La riduzione riguarda soprattutto i codici di gravità più bassi, cioè quei casi che spesso non richiedono un vero trattamento di emergenza ospedaliera. Il calo più evidente si registra nei codici bianchi: -2,5% a Ravenna, -36,8% a Lugo e -22,6% a Faenza. In diminuzione anche i codici verdi, che indicano condizioni poco urgenti: -11,9% a Ravenna, -7,6% a Lugo e -11,7% a Faenza. Diverso l’andamento dei codici azzurri, che rappresentano le urgenze differibili. A Ravenna si registra una lieve flessione (-3,2%), mentre a Lugo e Faenza gli accessi crescono rispettivamente del +10,8% e del +13,6%. Al di fuori del fenomeno legato ai Cau restano invece le situazioni più gravi: i codici arancioni, che indicano un’urgenza reale, sono in aumento in tutti e tre gli ospedali (+4,8% a Ravenna e Faenza, +17,6% a Lugo), mentre i codici rossi, cioè le emergenze più critiche, rimangono sostanzialmente stabili (-0,5% a Ravenna, +0,4% a Lugo e -1,3% a Faenza).
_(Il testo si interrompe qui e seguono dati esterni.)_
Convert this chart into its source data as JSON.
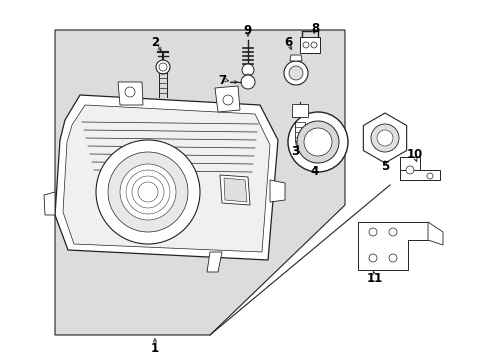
{
  "bg_color": "#ffffff",
  "panel_color": "#e0e0e0",
  "line_color": "#222222",
  "text_color": "#000000",
  "fig_width": 4.89,
  "fig_height": 3.6,
  "dpi": 100,
  "font_size": 8.5
}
Se da un lato i pronto soccorso registrano meno accessi complessivi, dall’altro cresce il ruolo dei Cau sul territorio. Nel 2025 il centro di Ravenna ha contato 27.331 accessi, quello di Lugo 23.110 e quello di Faenza 18.902, per un totale di 69.343. Numeri che confermano come questi presidi stiano diventando un punto di riferimento per i cittadini quando si tratta di problemi sanitari urgenti ma non gravi, contribuendo a ridurre la pressione sui pronto soccorso.
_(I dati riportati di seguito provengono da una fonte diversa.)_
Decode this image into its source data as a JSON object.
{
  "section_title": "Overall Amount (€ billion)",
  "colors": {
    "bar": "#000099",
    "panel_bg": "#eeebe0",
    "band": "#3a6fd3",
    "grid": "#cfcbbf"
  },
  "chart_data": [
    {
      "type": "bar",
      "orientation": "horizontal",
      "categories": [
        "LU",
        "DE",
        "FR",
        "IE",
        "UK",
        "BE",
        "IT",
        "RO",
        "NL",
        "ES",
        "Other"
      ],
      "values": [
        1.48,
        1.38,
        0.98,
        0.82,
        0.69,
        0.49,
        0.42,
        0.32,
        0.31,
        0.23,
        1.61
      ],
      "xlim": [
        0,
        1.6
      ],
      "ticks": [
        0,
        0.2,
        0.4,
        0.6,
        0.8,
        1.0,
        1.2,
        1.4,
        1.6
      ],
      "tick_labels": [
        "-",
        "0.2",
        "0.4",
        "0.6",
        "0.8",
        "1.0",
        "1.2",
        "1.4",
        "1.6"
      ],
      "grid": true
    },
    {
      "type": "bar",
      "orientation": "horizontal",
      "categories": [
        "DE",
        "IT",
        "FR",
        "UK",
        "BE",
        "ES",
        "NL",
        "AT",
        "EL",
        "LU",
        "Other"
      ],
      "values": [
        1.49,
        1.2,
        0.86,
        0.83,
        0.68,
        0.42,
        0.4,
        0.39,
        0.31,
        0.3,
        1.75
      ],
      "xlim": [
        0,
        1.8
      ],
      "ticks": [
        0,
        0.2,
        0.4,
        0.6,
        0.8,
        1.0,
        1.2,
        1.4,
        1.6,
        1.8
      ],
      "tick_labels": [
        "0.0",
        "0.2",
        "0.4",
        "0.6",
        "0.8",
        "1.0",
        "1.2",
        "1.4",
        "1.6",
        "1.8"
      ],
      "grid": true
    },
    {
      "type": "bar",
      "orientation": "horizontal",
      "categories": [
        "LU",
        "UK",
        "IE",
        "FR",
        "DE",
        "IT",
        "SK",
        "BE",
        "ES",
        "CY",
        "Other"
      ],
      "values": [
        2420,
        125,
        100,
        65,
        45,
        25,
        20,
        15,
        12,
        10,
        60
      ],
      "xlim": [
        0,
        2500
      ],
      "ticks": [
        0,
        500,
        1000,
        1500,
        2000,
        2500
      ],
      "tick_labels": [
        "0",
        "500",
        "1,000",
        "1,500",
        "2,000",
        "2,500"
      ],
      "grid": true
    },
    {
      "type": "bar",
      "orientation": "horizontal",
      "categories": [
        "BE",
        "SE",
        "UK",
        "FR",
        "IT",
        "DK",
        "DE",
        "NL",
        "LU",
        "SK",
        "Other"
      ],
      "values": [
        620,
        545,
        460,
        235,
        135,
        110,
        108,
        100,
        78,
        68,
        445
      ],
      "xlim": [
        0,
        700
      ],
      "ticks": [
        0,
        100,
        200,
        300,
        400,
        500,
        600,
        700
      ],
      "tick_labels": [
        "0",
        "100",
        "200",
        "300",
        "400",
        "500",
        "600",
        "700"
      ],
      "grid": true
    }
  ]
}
Il modello è destinato a evolversi ulteriormente nei prossimi anni. La Regione punta infatti a riorganizzare la rete delle urgenze territoriali a bassa complessità, valorizzando l’esperienza dei Cau e integrandola maggiormente con il sistema sanitario locale. In molti casi i centri verranno progressivamente trasformati negli ambulatori delle Aggregazioni funzionali territoriali (Aft), mantenendo il ruolo di presidio di prossimità per i cittadini.
Le Aft rappresentano una forma organizzativa della medicina territoriale basata sulla collaborazione tra medici di famiglia: gruppi di professionisti che lavorano in modo coordinato, condividendo strumenti e obiettivi assistenziali per garantire una copertura più capillare e continua dei bisogni sanitari. In questo modello gli ambulatori diventano il primo punto di riferimento per le urgenze non differibili, integrati con gli altri servizi dell’assistenza primaria.